Patrick J. Bird, dean of the College of Health and Human Performance at the University of Florida, explains.
We all do tend to fatten up with age, although there are interesting differences based on age and gender. Hormones drive the deposition of fat around the pelvis, buttocks, and thighs of women and the bellies of men. For women, this so-called sex-specific fat appears to be physiologically advantageous, at least during pregnancies. But it has a cosmetic down-side as well, in the form of cellulite. The potbelly, on the other hand, is a typical male form of obesity that has no known advantage and can be life threatening.

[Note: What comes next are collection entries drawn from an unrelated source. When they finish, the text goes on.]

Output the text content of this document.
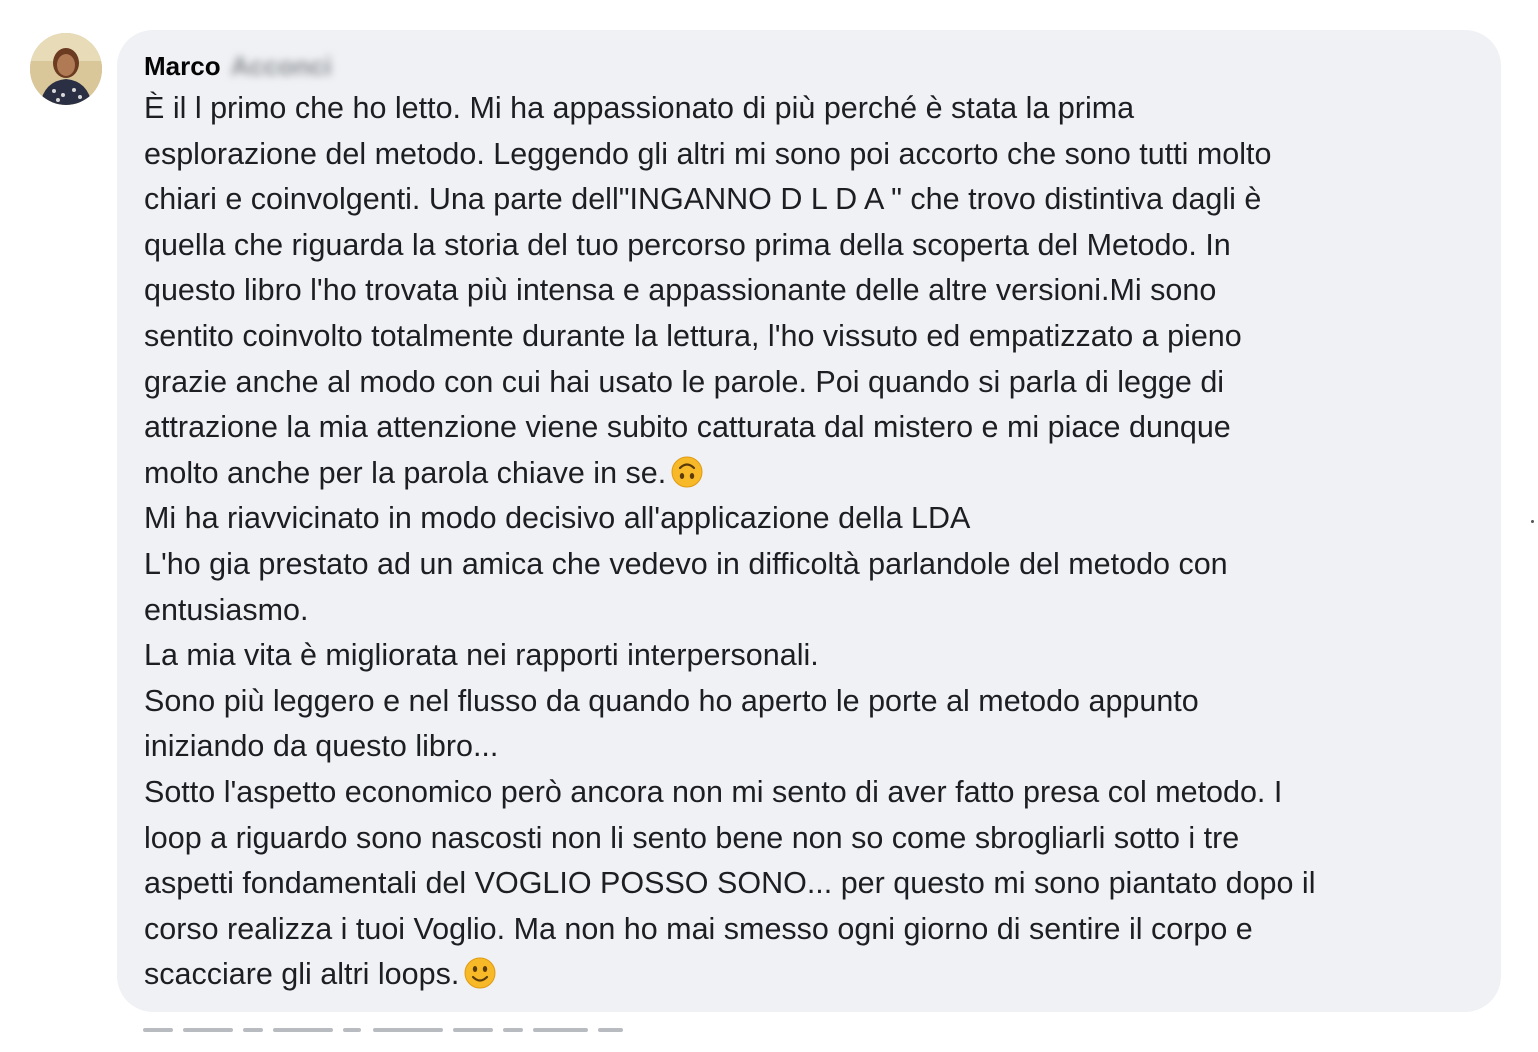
Marco Acconci
È il l primo che ho letto. Mi ha appassionato di più perché è stata la prima
esplorazione del metodo. Leggendo gli altri mi sono poi accorto che sono tutti molto
chiari e coinvolgenti. Una parte dell"INGANNO D L D A " che trovo distintiva dagli è
quella che riguarda la storia del tuo percorso prima della scoperta del Metodo. In
questo libro l'ho trovata più intensa e appassionante delle altre versioni.Mi sono
sentito coinvolto totalmente durante la lettura, l'ho vissuto ed empatizzato a pieno
grazie anche al modo con cui hai usato le parole. Poi quando si parla di legge di
attrazione la mia attenzione viene subito catturata dal mistero e mi piace dunque
molto anche per la parola chiave in se.
Mi ha riavvicinato in modo decisivo all'applicazione della LDA
L'ho gia prestato ad un amica che vedevo in difficoltà parlandole del metodo con
entusiasmo.
La mia vita è migliorata nei rapporti interpersonali.
Sono più leggero e nel flusso da quando ho aperto le porte al metodo appunto
iniziando da questo libro...
Sotto l'aspetto economico però ancora non mi sento di aver fatto presa col metodo. I
loop a riguardo sono nascosti non li sento bene non so come sbrogliarli sotto i tre
aspetti fondamentali del VOGLIO POSSO SONO... per questo mi sono piantato dopo il
corso realizza i tuoi Voglio. Ma non ho mai smesso ogni giorno di sentire il corpo e
scacciare gli altri loops.
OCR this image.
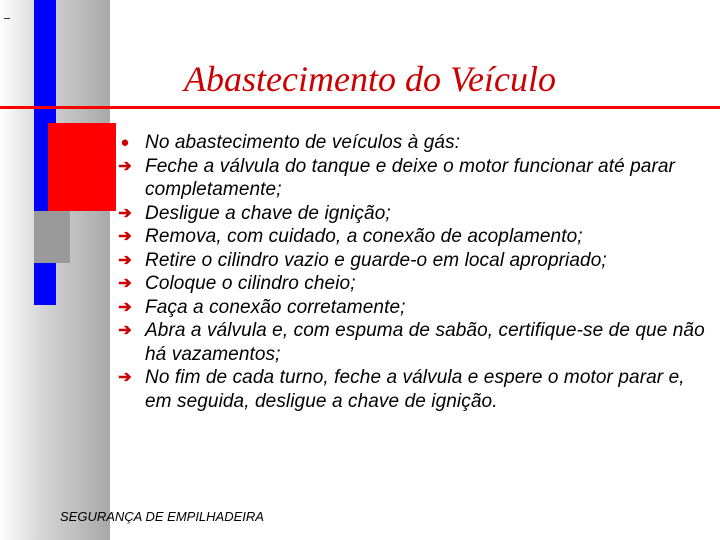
Abastecimento do Veículo
● No abastecimento de veículos à gás:
➔ Feche a válvula do tanque e deixe o motor funcionar até parar completamente;
➔ Desligue a chave de ignição;
➔ Remova, com cuidado, a conexão de acoplamento;
➔ Retire o cilindro vazio e guarde-o em local apropriado;
➔ Coloque o cilindro cheio;
➔ Faça a conexão corretamente;
➔ Abra a válvula e, com espuma de sabão, certifique-se de que não há vazamentos;
➔ No fim de cada turno, feche a válvula e espere o motor parar e, em seguida, desligue a chave de ignição.
SEGURANÇA DE EMPILHADEIRA
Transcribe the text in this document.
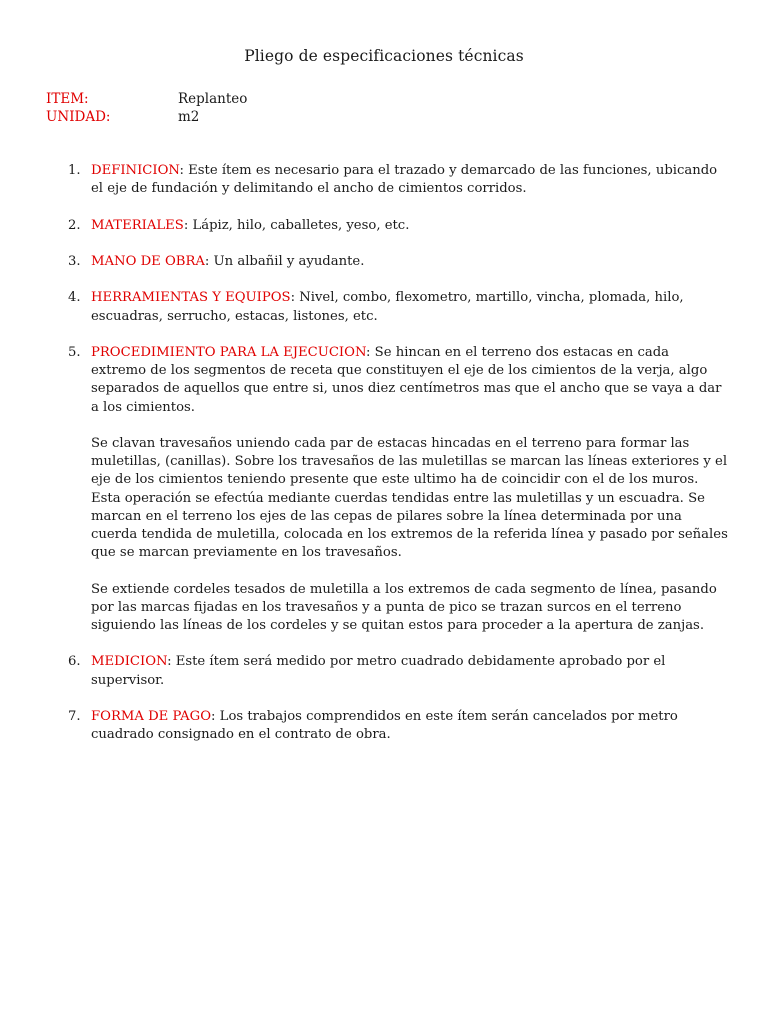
Pliego de especificaciones técnicas
ITEM:	Replanteo
UNIDAD:	m2
1. DEFINICION: Este ítem es necesario para el trazado y demarcado de las funciones, ubicando el eje de fundación y delimitando el ancho de cimientos corridos.

2. MATERIALES: Lápiz, hilo, caballetes, yeso, etc.

3. MANO DE OBRA: Un albañil y ayudante.

4. HERRAMIENTAS Y EQUIPOS: Nivel, combo, flexometro, martillo, vincha, plomada, hilo, escuadras, serrucho, estacas, listones, etc.

5. PROCEDIMIENTO PARA LA EJECUCION: Se hincan en el terreno dos estacas en cada extremo de los segmentos de receta que constituyen el eje de los cimientos de la verja, algo separados de aquellos que entre si, unos diez centímetros mas que el ancho que se vaya a dar a los cimientos.

Se clavan travesaños uniendo cada par de estacas hincadas en el terreno para formar las muletillas, (canillas). Sobre los travesaños de las muletillas se marcan las líneas exteriores y el eje de los cimientos teniendo presente que este ultimo ha de coincidir con el de los muros. Esta operación se efectúa mediante cuerdas tendidas entre las muletillas y un escuadra. Se marcan en el terreno los ejes de las cepas de pilares sobre la línea determinada por una cuerda tendida de muletilla, colocada en los extremos de la referida línea y pasado por señales que se marcan previamente en los travesaños.

Se extiende cordeles tesados de muletilla a los extremos de cada segmento de línea, pasando por las marcas fijadas en los travesaños y a punta de pico se trazan surcos en el terreno siguiendo las líneas de los cordeles y se quitan estos para proceder a la apertura de zanjas.

6. MEDICION: Este ítem será medido por metro cuadrado debidamente aprobado por el supervisor.

7. FORMA DE PAGO: Los trabajos comprendidos en este ítem serán cancelados por metro cuadrado consignado en el contrato de obra.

Throughout most of their lives females have a higher percentage of body fat than males. By 25 years of age, for example, healthy-weight women have almost twice the body fat that healthy-weight men have. This gender difference begins early in life. From birth up to age six, the number and size of fat cells triple in both boys and girls, resulting in a gradual, and similar, increase in body fat. But after about eight years of age, girls begin gaining fat mass at a greater rate than boys do. This increase appears to result from a lower female basal fat oxidation rate (a measure of the use of fat to fuel the body at rest), and it is accomplished by expanding fat cell size, not number. (Between six years of age and adolescent, there is little or no increase in fat cell number, for either boys or girls, in healthy-weight children. In obese children, however, the number of fat cells can increase throughout childhood.)
During the adolescent growth spurt, the rate of fat increase in girls almost doubles that of boys. It is marked by more and larger fat cells, and it is seen mostly in the gluteal-femoral area--pelvis, buttocks and thighs--and, to a much lesser extent, in the breasts. This general acceleration in body fat accumulation, particularly sex-specific fat, is attributed mostly to changes in female hormone levels. After adolescence, the accumulation of sex-specific fat more or less stops, or decreases dramatically, in healthy-weight women, and there is usually no further increase in the number of fat cells. Fat cells in males also do not tend to multiply after adolescence.
As most women know, it is more difficult to shed fat from the pelvis, buttocks and thighs than it is to trim down other areas of the body. During lactation, however, sex-specific fat cells are not so stubborn. They increase their fat-releasing activity and decrease their storage capacity, while at the same time fat storage increases in the mammary adipose tissue. This suggests that there is a physiological advantage to sex-specific fat. The fat stored around the pelvis, buttocks and thighs of women appears to act as reserve storage for the energy demands of lactation. This would seem to be particularly true for habitually undernourished females.
But this advantage brings one annoying disadvantage that many women experience: the orange-peel-look on the hips, thighs and buttocks called cellulite. Cellulite appears as body fat is gained and more of it is packed into existing cells. (Remember, new cells are not normally formed after adolescence.) These packed cells then swell and, when large enough, become visible through the skin. Adding insult to injury, as the skin gets thinner and less flexible with age, the puffed-up fat cells become even more visible. (Unfortunately, no cream, massage, vibrating machine, injection, pill, whirlpool bath, rubber pants or other gimmick will get rid of cellulite. The only help is general weight loss, with a sensible diet and regular exercise, which can reduce the effect.)
Men tend to store excess fat in the visceral, or abdominal, region. This deposit has no apparent physiological advantage. On the contrary, it is downright dangerous. A large potbelly, where waist girth begins to exceed hip girth, is strongly associated with an increased risk of coronary artery disease, diabetes, elevated triglycerides, hypertension, cancer and general overall mortality.